Documenting the glacial cycle in a temperate southeastern Alaska fjord
by Kathleen McCoy |
Dr. Bryce A. Willems, assistant professor with UAA's Department of Geological Sciences, is currently studying Hubbard Glacier, North America's largest tidewater glacier. According to the Field Notes blog on the Polar Field Services newsletter, "Unlike most glaciers, which have thinned and retreated during the last century, Hubbard Glacier is thickening and advancing. In the last 25 years, the Hubbard has twice advanced to close off the narrow gap between Russell Fiord and Disenchantment Bay, creating the largest glacier-dammed lake in North America, Russell Lake.
"During both damming events, in 1986 and 2002, flow out of Russell Fiord slowed long enough to raise water levels and significantly decrease water salinity, threatening the fiord's sea life. In 1986, water levels behind the dam rose 25 meters. In both cases, large floods rolled into Disenchantment Bay when the dam finally broke.
"If Hubbard Glacier continues advancing, Russell Fiord could become dammed again. Although the last two dams broke within one season, they managed to raise water levels behind the dam to dangerous levels in a very short period of time, creating the largest glacial-lake outburst floods ever recorded. If another dam forms, Russell Lake could overflow backwards and flood westward down the Situk River valley, threatening a vital fresh-water ecosystem and possibly submerging the Yakutat airport."

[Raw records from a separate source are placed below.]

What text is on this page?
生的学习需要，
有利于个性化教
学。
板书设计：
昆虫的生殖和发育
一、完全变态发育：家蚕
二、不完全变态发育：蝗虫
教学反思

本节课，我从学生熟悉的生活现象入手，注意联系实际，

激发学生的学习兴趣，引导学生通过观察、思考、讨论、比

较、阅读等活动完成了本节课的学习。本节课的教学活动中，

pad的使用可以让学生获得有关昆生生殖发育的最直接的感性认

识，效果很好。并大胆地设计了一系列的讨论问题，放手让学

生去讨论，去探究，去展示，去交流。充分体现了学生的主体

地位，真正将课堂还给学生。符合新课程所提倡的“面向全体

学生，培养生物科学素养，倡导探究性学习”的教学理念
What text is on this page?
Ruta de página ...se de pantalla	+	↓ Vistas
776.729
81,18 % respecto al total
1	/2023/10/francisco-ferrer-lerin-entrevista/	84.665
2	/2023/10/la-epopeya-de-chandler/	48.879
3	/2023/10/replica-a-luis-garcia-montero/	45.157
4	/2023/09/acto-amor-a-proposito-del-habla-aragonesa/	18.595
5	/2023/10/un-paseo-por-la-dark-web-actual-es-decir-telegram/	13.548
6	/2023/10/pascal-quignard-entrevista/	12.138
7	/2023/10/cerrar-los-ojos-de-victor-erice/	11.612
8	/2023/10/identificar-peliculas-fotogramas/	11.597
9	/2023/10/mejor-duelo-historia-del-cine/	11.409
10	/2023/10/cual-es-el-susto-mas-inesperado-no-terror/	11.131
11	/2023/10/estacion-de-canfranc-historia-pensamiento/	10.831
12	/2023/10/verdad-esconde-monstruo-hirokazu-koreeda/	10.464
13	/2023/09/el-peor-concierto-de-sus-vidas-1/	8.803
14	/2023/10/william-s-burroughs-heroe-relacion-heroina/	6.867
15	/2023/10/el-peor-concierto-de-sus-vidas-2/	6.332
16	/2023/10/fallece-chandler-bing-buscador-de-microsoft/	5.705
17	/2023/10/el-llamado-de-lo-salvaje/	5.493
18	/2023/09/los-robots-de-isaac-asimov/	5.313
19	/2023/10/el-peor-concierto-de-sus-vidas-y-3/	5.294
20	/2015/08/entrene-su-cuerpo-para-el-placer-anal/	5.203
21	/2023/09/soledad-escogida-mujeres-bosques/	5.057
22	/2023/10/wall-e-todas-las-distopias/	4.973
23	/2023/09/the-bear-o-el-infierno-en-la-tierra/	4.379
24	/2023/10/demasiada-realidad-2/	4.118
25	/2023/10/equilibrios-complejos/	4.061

While still affiliated with the Department of Geology and Environmental Sciences, and Analytical Center for Climate and Environmental Change at Northern Illinois University, Willems co-authored the article Fjords as temporary sediment traps: History of glacial erosion and deposition in Muir Inlet, Glacier Bay National Park, southeastern Alaska that was published in the Geological Society of America Bulletin 2010, v. 122. The full article was also published online and can be read here.
According to the article, "Most glaciers in Alaska are currently thinning, and their termini are in retreat. In Glacier Bay, this retreat began at the end of the Little Ice Age (LIA) and opened up an extensive, bifurcated fjord system in less than 250 years. The eastern arm of this system, Muir Inlet, is a deep, narrow fjord containing 10 basins separated by bedrock sills, some of which are buried below younger fjord-floor sediment. Muir Glacier has a well-documented historical retreat beginning with observations of the ice cliff by John Muir and ending when it became grounded as a terrestrial terminus in 1993... the early history of glacial fluctuations is not well preserved in coastal Alaska because most glaciers reached their greatest Holocene extent in the LIA, destroying earlier evidence.
"Muir Inlet is an ideal natural laboratory because extant tidewater glaciers have allowed us to directly observe sedimentary processes and quantify rates of debris transfer to the fjord. The retreat of Muir Glacier and associated migration of the active depocenter through the silled fjord basins is documented at nearly annual resolution for over 110 years. These data allow us to interpret the glacial history and calculate the sediment flux from high-resolution, seismic-reflection profiles of the fjord basin fill with a high degree of certainty."